È successo tutto così in fretta che non ci rendiamo conto. Non abbiamo nemmeno avuto la prontezza di segnare la targa, sia perché presi dalla tragedia che stava vivendo il cane, sia perché il tutto è davvero durato poco, anche se la drammaticità della scena, passata attraverso le emozioni, la rende più lunga di una vita.

Avrei potuto benissimo risparmiarvi tutte queste parole. Eppure, nulla insegna di più di un esempio vissuto. Perché in certe situazioni, le parole, quelle teoriche, belle, eleganti, non servono a nulla. Di parole, ne servono davvero poche. Perché c’è ancora tanta strada da fare, sulla strada del rispetto e della sensibilizzazione verso gli animali. C’è ancora tanta strada da fare contro la crudeltà, contro la cultura dell’abbandono. Ci vorrebbero pene più severe, molto più severe, per chi commette abusi sugli animali, o li abbandona. Abbiamo una legislazione che è indietro anni luce, rispetto a quanto converrebbe ad un Paese civile.

Ed è proprio per questo che dichiarazioni come quelle della ministra Roccella sono inammissibili, perché si inseriscono in un substrato sociale ancora fortemente instabile e fragile.

Affermazioni come quelle della ministra non servono minimamente a legittimare la famiglia (anche ammesso che un discorso del genere possa farlo. E no, non riuscirebbe a farlo), quanto piuttosto sortiscono l’effetto di delegittimare la condizione degli animali nella nostra società, contribuendo ad allontanare la percezione, assolutamente necessaria ed eticamente reale, dei diritti che i nostri animali hanno (o dovrebbero avere in un Paese civile).

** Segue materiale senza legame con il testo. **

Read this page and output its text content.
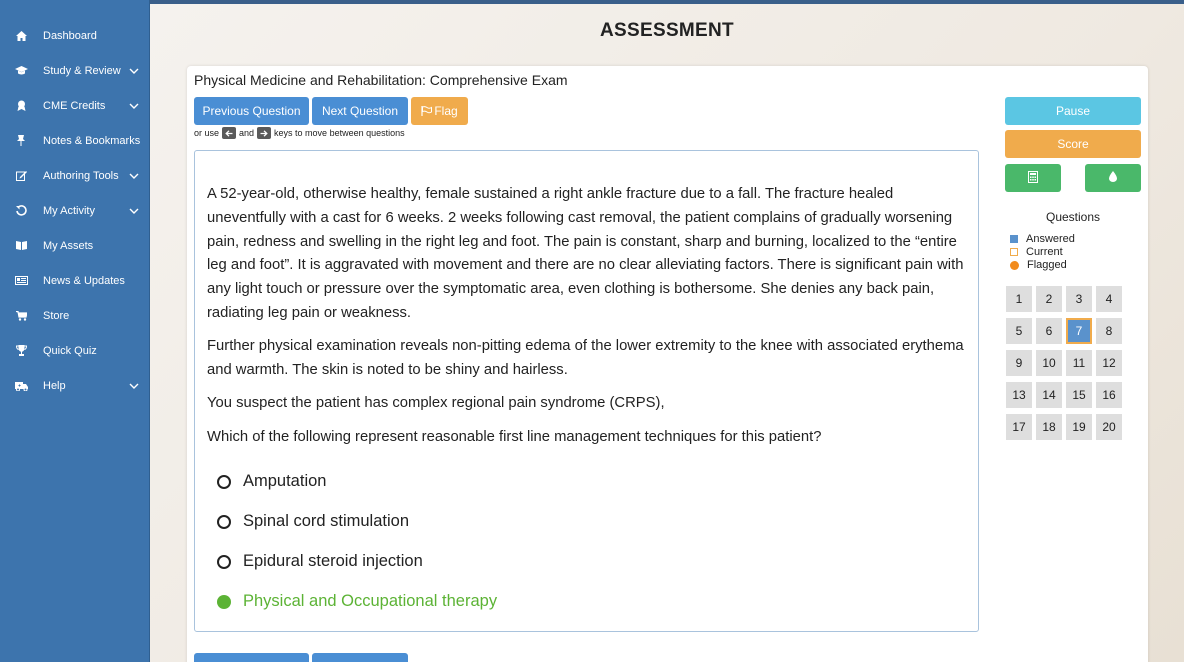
Dashboard
Study & Review
CME Credits
Notes & Bookmarks
Authoring Tools
My Activity
My Assets
News & Updates
Store
Quick Quiz
Help
ASSESSMENT
Physical Medicine and Rehabilitation: Comprehensive Exam
Previous Question	Next Question	Flag
or use and keys to move between questions

A 52-year-old, otherwise healthy, female sustained a right ankle fracture due to a fall. The fracture healed uneventfully with a cast for 6 weeks. 2 weeks following cast removal, the patient complains of gradually worsening pain, redness and swelling in the right leg and foot. The pain is constant, sharp and burning, localized to the “entire leg and foot”. It is aggravated with movement and there are no clear alleviating factors. There is significant pain with any light touch or pressure over the symptomatic area, even clothing is bothersome. She denies any back pain, radiating leg pain or weakness.

Further physical examination reveals non-pitting edema of the lower extremity to the knee with associated erythema and warmth. The skin is noted to be shiny and hairless.

You suspect the patient has complex regional pain syndrome (CRPS),

Which of the following represent reasonable first line management techniques for this patient?

Amputation
Spinal cord stimulation
Epidural steroid injection
Physical and Occupational therapy
Pause
Score
Questions
Answered
Current
Flagged
1	2	3	4
5	6	7	8
9	10	11	12
13	14	15	16
17	18	19	20
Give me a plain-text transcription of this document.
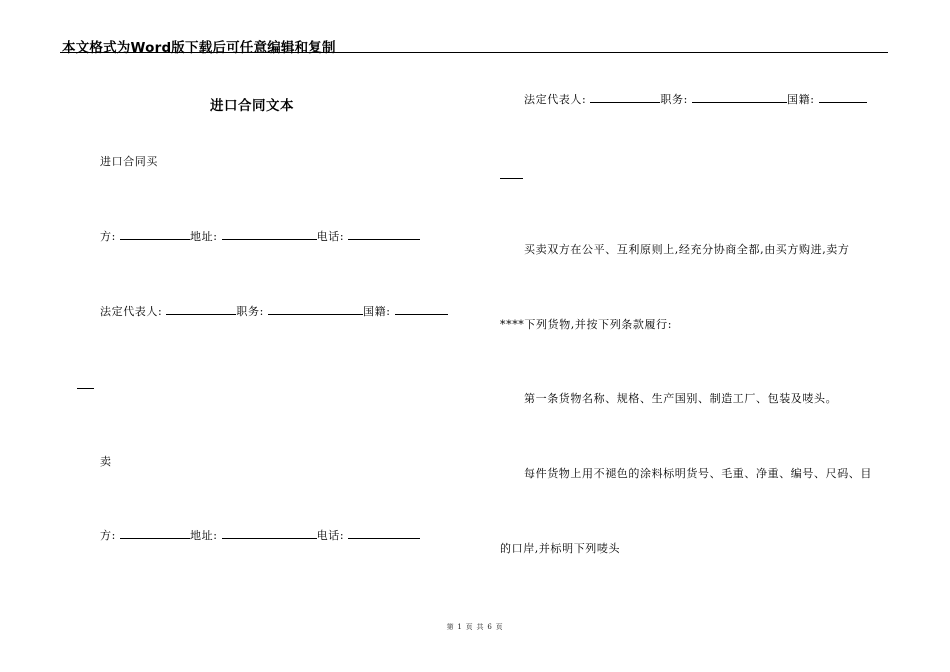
本文格式为Word版下载后可任意编辑和复制
进口合同文本
进口合同买
方:	地址:	电话:
法定代表人:	职务:	国籍:
卖
方:	地址:	电话:
法定代表人:	职务:	国籍:
买卖双方在公平、互利原则上,经充分协商全都,由买方购进,卖方
****下列货物,并按下列条款履行:
第一条货物名称、规格、生产国别、制造工厂、包装及唛头。
每件货物上用不褪色的涂料标明货号、毛重、净重、编号、尺码、目
的口岸,并标明下列唛头
第 1 页 共 6 页
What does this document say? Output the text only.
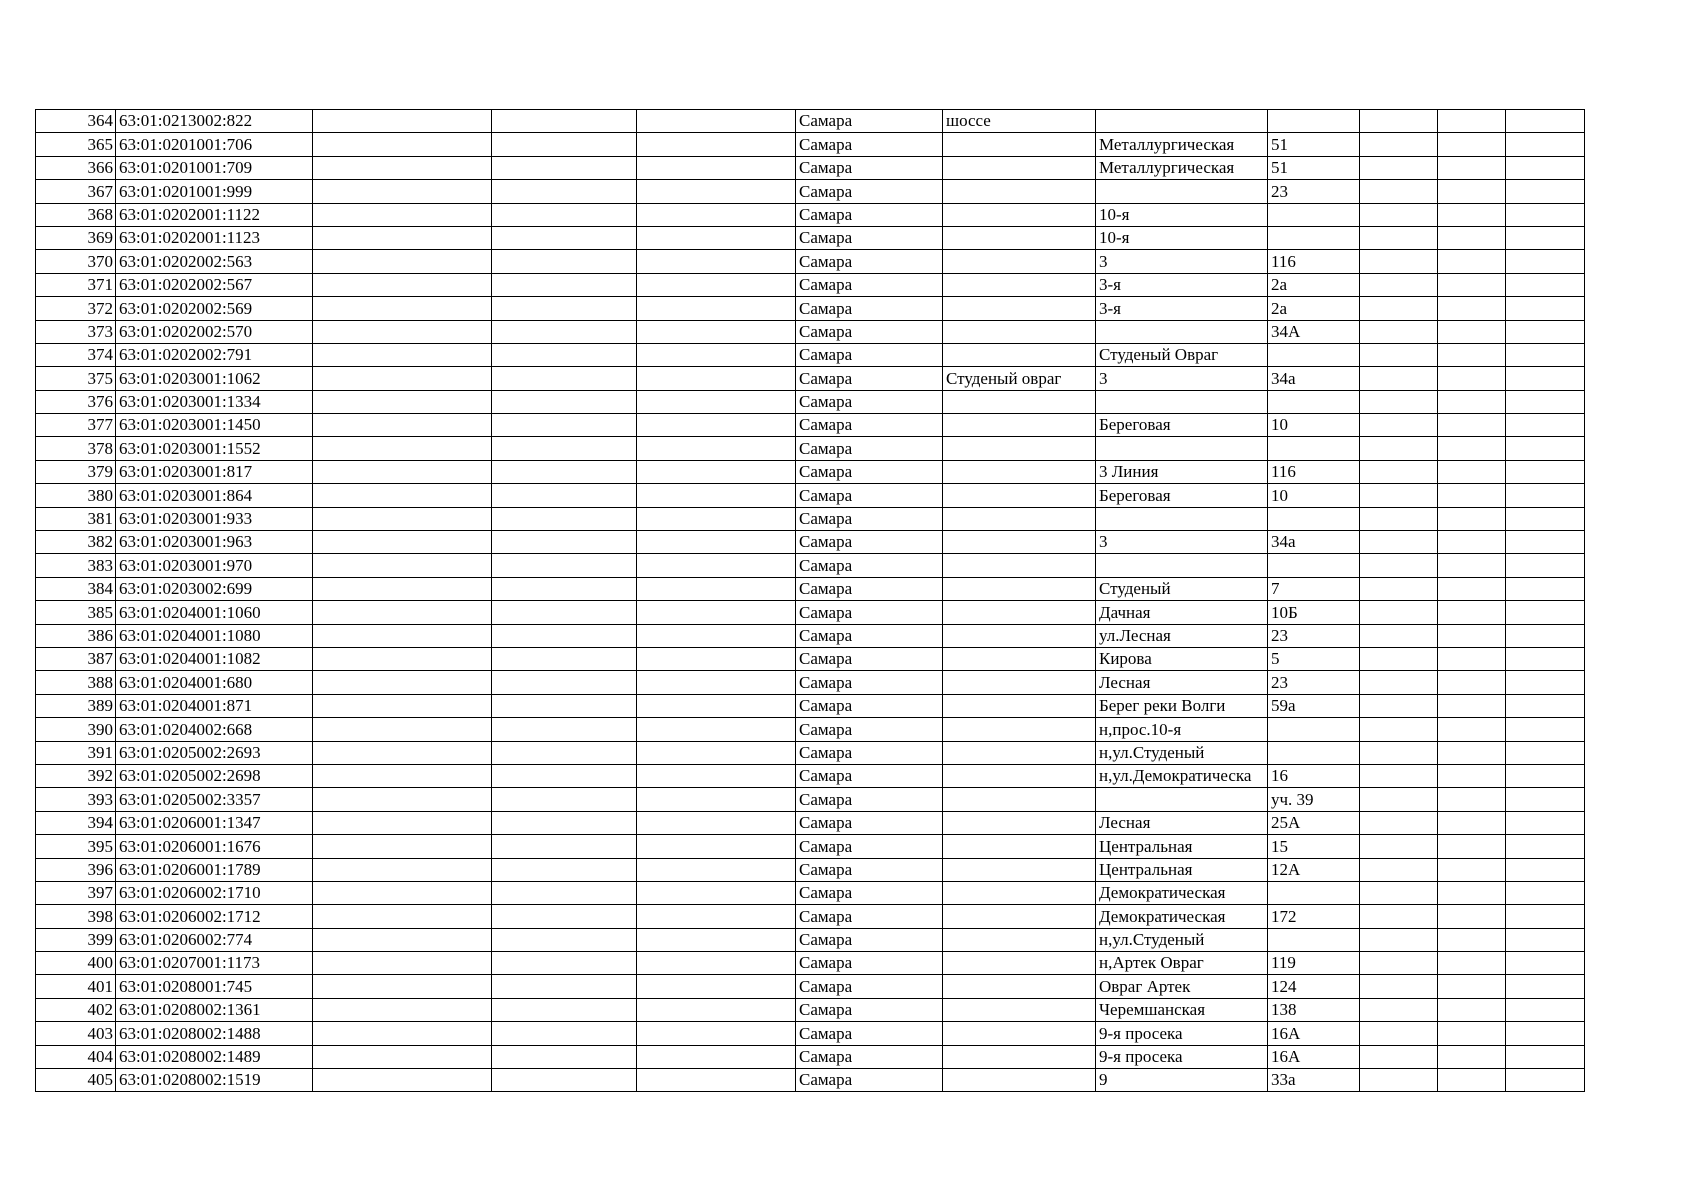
364	63:01:0213002:822				Самара	шоссе					
365	63:01:0201001:706				Самара		Металлургическая	51			
366	63:01:0201001:709				Самара		Металлургическая	51			
367	63:01:0201001:999				Самара			23			
368	63:01:0202001:1122				Самара		10-я				
369	63:01:0202001:1123				Самара		10-я				
370	63:01:0202002:563				Самара		3	116			
371	63:01:0202002:567				Самара		3-я	2а			
372	63:01:0202002:569				Самара		3-я	2а			
373	63:01:0202002:570				Самара			34А			
374	63:01:0202002:791				Самара		Студеный Овраг				
375	63:01:0203001:1062				Самара	Студеный овраг	3	34а			
376	63:01:0203001:1334				Самара						
377	63:01:0203001:1450				Самара		Береговая	10			
378	63:01:0203001:1552				Самара						
379	63:01:0203001:817				Самара		3 Линия	116			
380	63:01:0203001:864				Самара		Береговая	10			
381	63:01:0203001:933				Самара						
382	63:01:0203001:963				Самара		3	34а			
383	63:01:0203001:970				Самара						
384	63:01:0203002:699				Самара		Студеный	7			
385	63:01:0204001:1060				Самара		Дачная	10Б			
386	63:01:0204001:1080				Самара		ул.Лесная	23			
387	63:01:0204001:1082				Самара		Кирова	5			
388	63:01:0204001:680				Самара		Лесная	23			
389	63:01:0204001:871				Самара		Берег реки Волги	59а			
390	63:01:0204002:668				Самара		н,прос.10-я				
391	63:01:0205002:2693				Самара		н,ул.Студеный				
392	63:01:0205002:2698				Самара		н,ул.Демократическа	16			
393	63:01:0205002:3357				Самара			уч. 39			
394	63:01:0206001:1347				Самара		Лесная	25А			
395	63:01:0206001:1676				Самара		Центральная	15			
396	63:01:0206001:1789				Самара		Центральная	12А			
397	63:01:0206002:1710				Самара		Демократическая				
398	63:01:0206002:1712				Самара		Демократическая	172			
399	63:01:0206002:774				Самара		н,ул.Студеный				
400	63:01:0207001:1173				Самара		н,Артек Овраг	119			
401	63:01:0208001:745				Самара		Овраг Артек	124			
402	63:01:0208002:1361				Самара		Черемшанская	138			
403	63:01:0208002:1488				Самара		9-я просека	16А			
404	63:01:0208002:1489				Самара		9-я просека	16А			
405	63:01:0208002:1519				Самара		9	33а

Tutto questo senza dover entrare minimamente nel merito di quanto detto dalla ministra, dato che, per farlo, si entrerebbe nella sfera personale di chi, ad esempio, figli non può averne, o non vuole averne. Già questo basterebbe a rendere quantomeno indelicato il suo intervento. No, non è necessario entrare nel merito, perché a prescindere da ciò che ha detto, dal fatto che possa o no avere cani e gatti che sicuramente ama, come ha dichiarato, è più importante chiedersi se fosse il caso di dirlo, alla luce delle suddette considerazioni.

Ecco, al netto di ogni strumentalizzazione che è stata fatta, il punto è proprio questo. Non era il caso.

Il nostro è un Paese in cui chiedere scusa e ammettere di aver sbagliato è considerato un atto di debolezza; quindi, non nutro molte speranze in tal senso. Di speranza ne ho solo una. Da quella mattina di inizio agosto. Che quel cane, dopo aver vagato tra i campi, abbia trovato una famiglia che lo ha accolto e ora lo sta amando.